In the long-term absence of peace with the Palestinians, better to cease pursuing the unattainable and adopt policies that can strengthen the country at home and abroad.
Many thanks to Elliott Abrams and Amnon Lord for their thoughtful responses to my essay. Drawing on his own extensive experience, Abrams aptly highlights how the endless pursuit of an unattainable Israel-Palestinian agreement entails costs for the United States as well as for Israel, and also how the chaos currently sweeping the Middle East underlines the importance of preserving the region’s one remaining island of stability—and the folly of embarking on yet another destabilizing grand experiment. Lord, for his part, correctly emphasizes the need to maintain Israeli morale and “the national sense of justice and self-confidence,” a crucial addition to my own list of what Israel must do on the home front. He also reminds us of the hopeful significance of Israel’s burgeoning relations with both Asia and “moderate” Arab states.

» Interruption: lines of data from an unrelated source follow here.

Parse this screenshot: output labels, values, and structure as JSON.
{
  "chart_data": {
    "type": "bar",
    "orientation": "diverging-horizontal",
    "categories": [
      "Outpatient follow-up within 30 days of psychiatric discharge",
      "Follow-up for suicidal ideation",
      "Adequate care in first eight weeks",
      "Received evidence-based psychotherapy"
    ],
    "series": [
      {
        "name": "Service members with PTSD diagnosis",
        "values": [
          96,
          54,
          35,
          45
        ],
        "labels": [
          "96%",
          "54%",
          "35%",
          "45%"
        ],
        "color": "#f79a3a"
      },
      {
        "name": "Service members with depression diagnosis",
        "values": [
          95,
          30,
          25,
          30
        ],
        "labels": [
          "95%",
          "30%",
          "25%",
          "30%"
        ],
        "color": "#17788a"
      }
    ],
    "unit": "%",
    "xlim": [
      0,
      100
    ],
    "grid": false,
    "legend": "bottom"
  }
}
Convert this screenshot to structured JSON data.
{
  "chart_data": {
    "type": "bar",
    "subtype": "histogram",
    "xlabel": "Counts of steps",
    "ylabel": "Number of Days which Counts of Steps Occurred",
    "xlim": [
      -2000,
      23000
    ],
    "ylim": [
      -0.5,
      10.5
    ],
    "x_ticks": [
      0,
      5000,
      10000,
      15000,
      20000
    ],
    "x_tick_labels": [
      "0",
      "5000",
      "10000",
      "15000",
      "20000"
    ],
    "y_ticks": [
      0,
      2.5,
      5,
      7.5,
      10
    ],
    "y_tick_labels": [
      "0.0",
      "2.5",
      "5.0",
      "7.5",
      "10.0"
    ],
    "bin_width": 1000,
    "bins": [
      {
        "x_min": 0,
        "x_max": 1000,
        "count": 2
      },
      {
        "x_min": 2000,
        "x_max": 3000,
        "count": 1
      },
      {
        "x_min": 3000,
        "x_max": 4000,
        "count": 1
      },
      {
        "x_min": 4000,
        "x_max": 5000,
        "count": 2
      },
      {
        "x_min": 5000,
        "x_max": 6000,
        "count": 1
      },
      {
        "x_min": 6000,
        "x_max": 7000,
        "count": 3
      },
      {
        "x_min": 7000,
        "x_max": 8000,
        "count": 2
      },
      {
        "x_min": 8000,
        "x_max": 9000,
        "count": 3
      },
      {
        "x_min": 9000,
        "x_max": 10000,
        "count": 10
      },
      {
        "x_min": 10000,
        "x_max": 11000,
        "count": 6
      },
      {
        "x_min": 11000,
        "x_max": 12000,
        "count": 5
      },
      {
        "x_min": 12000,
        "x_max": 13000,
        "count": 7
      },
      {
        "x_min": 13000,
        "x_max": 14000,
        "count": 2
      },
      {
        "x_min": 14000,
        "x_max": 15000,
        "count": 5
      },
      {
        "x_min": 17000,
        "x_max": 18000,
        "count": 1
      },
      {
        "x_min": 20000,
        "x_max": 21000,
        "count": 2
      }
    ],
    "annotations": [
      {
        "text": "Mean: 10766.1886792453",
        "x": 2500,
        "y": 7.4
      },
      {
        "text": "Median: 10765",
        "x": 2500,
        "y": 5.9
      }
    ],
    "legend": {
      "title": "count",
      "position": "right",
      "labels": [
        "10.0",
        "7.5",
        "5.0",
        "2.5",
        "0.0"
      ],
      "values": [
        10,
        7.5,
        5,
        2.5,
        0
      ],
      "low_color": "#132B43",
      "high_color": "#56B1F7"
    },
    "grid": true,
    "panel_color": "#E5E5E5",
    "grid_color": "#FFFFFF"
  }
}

Lord points out that Israel’s own early history, before and after the state’s establishment, was characterized by strategies somewhat akin to the “cold war” model I propose in my essay. I agree, and I’d be delighted to see someone draw up a Hebrew-language version of such a strategy for Israel along the same lines, with examples drawn primarily from the country’s own Zionist experience. As Lord suggests, such an exercise, by providing a needed corrective to the course adhered to by Israel’s government in recent decades, might help persuade today’s Israelis that a change is actually feasible.